Although young users generally go to some lengths to keep their pot use under wraps, those of a certain age -- especially those not in danger of being kicked out of school or subjected to workplace drug tests -- seem more likely to talk about their usage.

"It seems the stereotype of the marijuana user as a goofy teenage boy has begun to change," said Shelby Sadler, 48, a freelance editor from Rockville. She described a wide circle of professional friends in the Washington area, many of them women, who use the drug socially. "They are less inclined to hide it now. The kids are gone, and they no longer have to worry about losing their jobs because they're the ones doing the hiring."

Sadler, who was journalist Hunter S. Thompson's longtime editor and works on books with historian Douglas Brinkley, said she smokes a few times a month, usually with friends. The only difference now, compared with when she started at Cornell University, is the clothing.

"Then, it was Crazy Horse crewneck sweaters and oxford shirts," said Sadler, who is editing a history of pot by Keith Stroup, founder of the National Organization for the Reform of Marijuana Laws. "Now I dress like Hillary Clinton."

Police, others disagree

Drug counselors bemoan the softening views on marijuana, saying that it complicates their efforts to steer addicts away from illicit substances.

"It's more of a struggle for us when the parents just see heroin or cocaine as the dangerous drugs and sort of turn their heads with marijuana," said Carol Porto, who runs an inpatient drug treatment center in Calvert County.

Most Washington area police departments enforce the laws that make marijuana illegal, officials said. A Montgomery County police spokesman would not comment other than to say that the department has seen no spike in marijuana use by older residents and is not targeting those users.

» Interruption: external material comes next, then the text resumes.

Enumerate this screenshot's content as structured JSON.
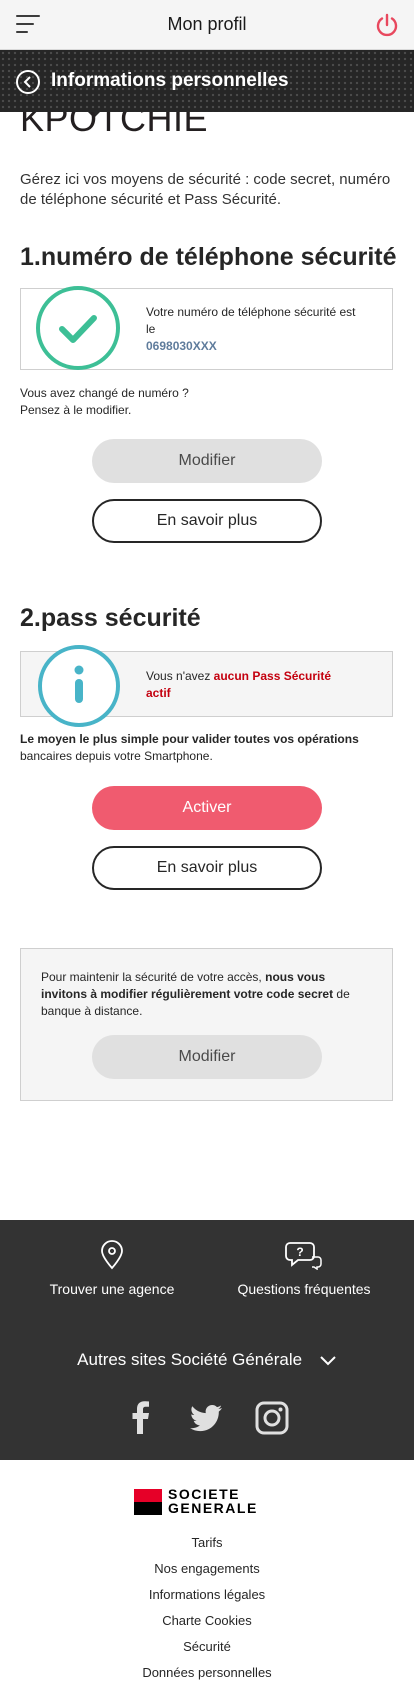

One older smoker who doesn't mind outing herself is Florence Siegel, an 88-year-old artist from New York who has been smoking regularly since her early 50s. That's when the family's pediatrician suggested they try marijuana together to see "what the kids were so excited about." The pediatrician didn't feel a thing. Siegel said she never stopped.

Now her routine is to sit in her favorite chair each evening, listen to Bach and take a few hits from one of her many pipes. Marijuana boosts her creativity and helps with joint pain that has come with aging, she said.

Siegel smokes occasionally with her daughter Loren Siegel, 64, a recently retired lawyer. But does her 93-year-old husband ever join her?

"Oh, no," she said. "Well, only very rarely."